もしゃる

ここ3ヶ月ほど毎朝「好きな文章の模写」という習慣を続けている。
長文の上達のための対策だったのだけどなかなか効果てきめんで、僕の文章は着実に長くなっている。

長文というのはその人の思考そのものなのだと思う。日記やエッセイのようなノンフィクションでも、小説のようなフィクションでも、その人の論理の組み立て、頭の中身、考え方の癖などがそのまま出る。模写をしていて一番面白いのはそこだ。筆者の考え方をなぞりシンクロし、ともにその文章を書き綴る気分になる。日常で出会うものに対し何を思うか、なぜそう思うのか、それをどう説明表現するのか、誰に何を伝えたくてそうするのか、思考の流れごとなんとなく追体験できる。いくつも模写しているとその筆者と同じような思考が自分にもできるようになり、結果、文章が似てくる。
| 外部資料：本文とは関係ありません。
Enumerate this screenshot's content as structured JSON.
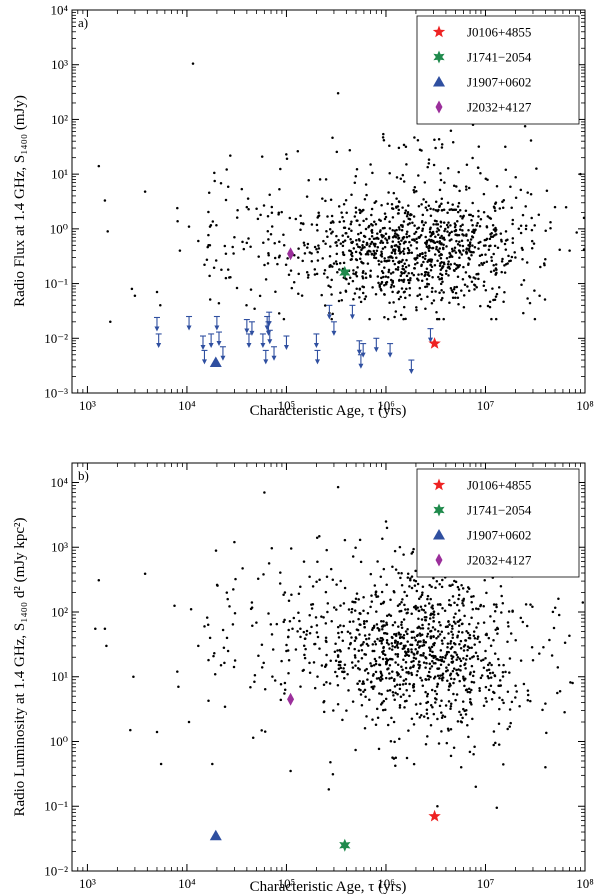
{
  "chart_data": [
    {
      "type": "scatter",
      "panel_label": "a)",
      "xlabel": "Characteristic Age, τ (yrs)",
      "ylabel": "Radio Flux at 1.4 GHz, S₁₄₀₀ (mJy)",
      "xscale": "log",
      "yscale": "log",
      "xlim": [
        700,
        100000000
      ],
      "ylim": [
        0.001,
        10000
      ],
      "x_ticks": [
        1000,
        10000,
        100000,
        1000000,
        10000000,
        100000000
      ],
      "x_tick_labels": [
        "10³",
        "10⁴",
        "10⁵",
        "10⁶",
        "10⁷",
        "10⁸"
      ],
      "y_ticks": [
        0.001,
        0.01,
        0.1,
        1,
        10,
        100,
        1000,
        10000
      ],
      "y_tick_labels": [
        "10⁻³",
        "10⁻²",
        "10⁻¹",
        "10⁰",
        "10¹",
        "10²",
        "10³",
        "10⁴"
      ],
      "legend_position": "top-right",
      "background_points": {
        "color": "#000000",
        "approx_count": 1200,
        "sample": [
          [
            1300,
            14
          ],
          [
            1500,
            3.3
          ],
          [
            1600,
            0.9
          ],
          [
            1700,
            0.02
          ],
          [
            2800,
            0.08
          ],
          [
            3000,
            0.06
          ],
          [
            3800,
            4.8
          ],
          [
            5000,
            0.07
          ],
          [
            5400,
            0.04
          ],
          [
            8000,
            2.4
          ],
          [
            8500,
            0.4
          ],
          [
            10500,
            1.1
          ],
          [
            11500,
            1050
          ],
          [
            13000,
            0.6
          ],
          [
            15000,
            0.22
          ],
          [
            17000,
            0.5
          ],
          [
            19000,
            7.5
          ],
          [
            22000,
            6.8
          ],
          [
            26000,
            5.9
          ],
          [
            30000,
            0.7
          ],
          [
            40000,
            2.5
          ],
          [
            55000,
            1.8
          ],
          [
            70000,
            0.8
          ],
          [
            85000,
            5.3
          ],
          [
            95000,
            0.5
          ],
          [
            120000,
            0.33
          ],
          [
            180000,
            1.2
          ],
          [
            250000,
            8.0
          ],
          [
            330000,
            300
          ],
          [
            400000,
            0.12
          ],
          [
            500000,
            2.0
          ],
          [
            700000,
            15
          ],
          [
            900000,
            0.25
          ],
          [
            1200000,
            4.5
          ],
          [
            1600000,
            0.08
          ],
          [
            2200000,
            28
          ],
          [
            3000000,
            0.6
          ],
          [
            4200000,
            3.0
          ],
          [
            6000000,
            0.2
          ],
          [
            7500000,
            80
          ],
          [
            9000000,
            1.5
          ],
          [
            12000000,
            0.05
          ],
          [
            16000000,
            12
          ],
          [
            20000000,
            0.3
          ],
          [
            25000000,
            75
          ],
          [
            35000000,
            0.06
          ],
          [
            50000000,
            2.5
          ],
          [
            70000000,
            0.4
          ],
          [
            90000000,
            10
          ]
        ]
      },
      "upper_limits": {
        "color": "#2f4fa0",
        "points": [
          [
            5000,
            0.024
          ],
          [
            5200,
            0.012
          ],
          [
            10500,
            0.025
          ],
          [
            14500,
            0.011
          ],
          [
            15000,
            0.006
          ],
          [
            17500,
            0.012
          ],
          [
            20000,
            0.025
          ],
          [
            21000,
            0.013
          ],
          [
            23000,
            0.007
          ],
          [
            40000,
            0.022
          ],
          [
            42000,
            0.012
          ],
          [
            45000,
            0.02
          ],
          [
            58000,
            0.012
          ],
          [
            62000,
            0.006
          ],
          [
            64000,
            0.025
          ],
          [
            66000,
            0.02
          ],
          [
            67000,
            0.03
          ],
          [
            68000,
            0.014
          ],
          [
            75000,
            0.007
          ],
          [
            100000,
            0.011
          ],
          [
            200000,
            0.012
          ],
          [
            205000,
            0.006
          ],
          [
            270000,
            0.04
          ],
          [
            300000,
            0.02
          ],
          [
            460000,
            0.04
          ],
          [
            540000,
            0.009
          ],
          [
            560000,
            0.005
          ],
          [
            590000,
            0.008
          ],
          [
            800000,
            0.01
          ],
          [
            1100000,
            0.008
          ],
          [
            1800000,
            0.004
          ],
          [
            2800000,
            0.015
          ]
        ]
      },
      "highlighted_pulsars": [
        {
          "name": "J0106+4855",
          "tau": 3080000,
          "value": 0.008,
          "marker": "star5",
          "color": "#ee2222"
        },
        {
          "name": "J1741−2054",
          "tau": 386000,
          "value": 0.16,
          "marker": "star6",
          "color": "#1f8a4c"
        },
        {
          "name": "J1907+0602",
          "tau": 19500,
          "value": 0.0036,
          "marker": "triangle",
          "color": "#2f4fa0"
        },
        {
          "name": "J2032+4127",
          "tau": 110000,
          "value": 0.35,
          "marker": "diamond",
          "color": "#9b2f9b"
        }
      ]
    },
    {
      "type": "scatter",
      "panel_label": "b)",
      "xlabel": "Characteristic Age, τ (yrs)",
      "ylabel": "Radio Luminosity at 1.4 GHz, S₁₄₀₀ d² (mJy kpc²)",
      "xscale": "log",
      "yscale": "log",
      "xlim": [
        700,
        100000000
      ],
      "ylim": [
        0.01,
        20000
      ],
      "x_ticks": [
        1000,
        10000,
        100000,
        1000000,
        10000000,
        100000000
      ],
      "x_tick_labels": [
        "10³",
        "10⁴",
        "10⁵",
        "10⁶",
        "10⁷",
        "10⁸"
      ],
      "y_ticks": [
        0.01,
        0.1,
        1,
        10,
        100,
        1000,
        10000
      ],
      "y_tick_labels": [
        "10⁻²",
        "10⁻¹",
        "10⁰",
        "10¹",
        "10²",
        "10³",
        "10⁴"
      ],
      "legend_position": "top-right",
      "background_points": {
        "color": "#000000",
        "approx_count": 1200,
        "sample": [
          [
            1200,
            55
          ],
          [
            1300,
            310
          ],
          [
            1500,
            55
          ],
          [
            1550,
            30
          ],
          [
            2700,
            1.5
          ],
          [
            2900,
            10
          ],
          [
            3800,
            390
          ],
          [
            5000,
            1.4
          ],
          [
            5500,
            0.45
          ],
          [
            7500,
            125
          ],
          [
            8000,
            12
          ],
          [
            8200,
            7
          ],
          [
            10500,
            2.0
          ],
          [
            11000,
            110
          ],
          [
            13000,
            30
          ],
          [
            15000,
            60
          ],
          [
            18000,
            0.45
          ],
          [
            22000,
            15
          ],
          [
            30000,
            1200
          ],
          [
            45000,
            140
          ],
          [
            60000,
            7000
          ],
          [
            80000,
            65
          ],
          [
            100000,
            25
          ],
          [
            110000,
            0.35
          ],
          [
            150000,
            600
          ],
          [
            250000,
            40
          ],
          [
            330000,
            8500
          ],
          [
            400000,
            3
          ],
          [
            550000,
            1300
          ],
          [
            700000,
            120
          ],
          [
            1000000,
            2500
          ],
          [
            1400000,
            10
          ],
          [
            2000000,
            300
          ],
          [
            2600000,
            1.2
          ],
          [
            3500000,
            45
          ],
          [
            4500000,
            0.6
          ],
          [
            6000000,
            150
          ],
          [
            8000000,
            0.2
          ],
          [
            10000000,
            25
          ],
          [
            13000000,
            0.095
          ],
          [
            17000000,
            60
          ],
          [
            22000000,
            3.5
          ],
          [
            30000000,
            18
          ],
          [
            40000000,
            0.4
          ],
          [
            55000000,
            90
          ],
          [
            75000000,
            8
          ],
          [
            95000000,
            140
          ]
        ]
      },
      "highlighted_pulsars": [
        {
          "name": "J0106+4855",
          "tau": 3080000,
          "value": 0.07,
          "marker": "star5",
          "color": "#ee2222"
        },
        {
          "name": "J1741−2054",
          "tau": 386000,
          "value": 0.025,
          "marker": "star6",
          "color": "#1f8a4c"
        },
        {
          "name": "J1907+0602",
          "tau": 19500,
          "value": 0.035,
          "marker": "triangle",
          "color": "#2f4fa0"
        },
        {
          "name": "J2032+4127",
          "tau": 110000,
          "value": 4.5,
          "marker": "diamond",
          "color": "#9b2f9b"
        }
      ]
    }
  ]
}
さらに慣れてくると応用も効くようになり、徐々に「似て非なるもの=オリジナル」となっていく。

長文が苦手になっていると気付いた頃、なんとも言えないストレスや行き詰まりを感じていた。自分は文章でどうにかなろうと思っている人間じゃないし特に実害はないはずなのに、だ。そのストレスをよくよく掘り下げると「論理的な思考・表現能力低下」と「アウトプットの不足」が浮かび上がった。

場当たり的な屁理屈は絶望的に上手くなってしまったが、本音や心から思っている or 伝えたいことを、他人にわかりやすく伝えるという能力がすっぽり抜け落ちていた。僕は「自分の考えや悩みを人に話していると、頭が整理できて新しいアイデアや解決策も思いつく」というところがあって、それが思うようにできないことが実はかなりのストレスだということに気づいた。

多くの人に味のいい建前を届けることより、
ごく少人数にでも、
最悪自分自身だけ(ブログとか)にでも構わないから、
いびつな本音のアウトプットが自分には必要

ということで、模写。

写真は今模写している本。昔から好きな乙一さんのエッセイ。
先日これを近所のカフェで模写していたら、後ろからジーッとみている女性に気付いた。
え、なに、こわいと思って「うお、え、なんですか?」と尋ねる。
よく見ればショートヘアが似合うかなり綺麗なお姉さんだ。

「あ、いや、あの、この乙一さんって懐かしいなと思って…読んでる人初めて見ました」とお姉さん。

「あ、そうなんですか…僕、昔から好きで。今もたまに読むんですよ」

「へぇ〜〜〜!いや、なんか、嬉しくなっちゃって…じっと見つめてすみません」

「いや、こちらこそ嬉しいです。よかったらここ(隣の席)座られますか?」

「あ、いえ、お邪魔しちゃ悪いので。ありがとうございました」

「そうですか、では、良い一日を」

あれから毎日僕は同じ席で、乙一さんの本を傍に置いて、また彼女が現れてくれるのを待っている。
また会えたらどんな話をしようかと思考を巡らせる。
綺麗な人の顔は覚えるのが苦手だが、彼女のつけていた香水の香りは鼻に刻まれている。
次に嗅いだら間違えることはないだろう。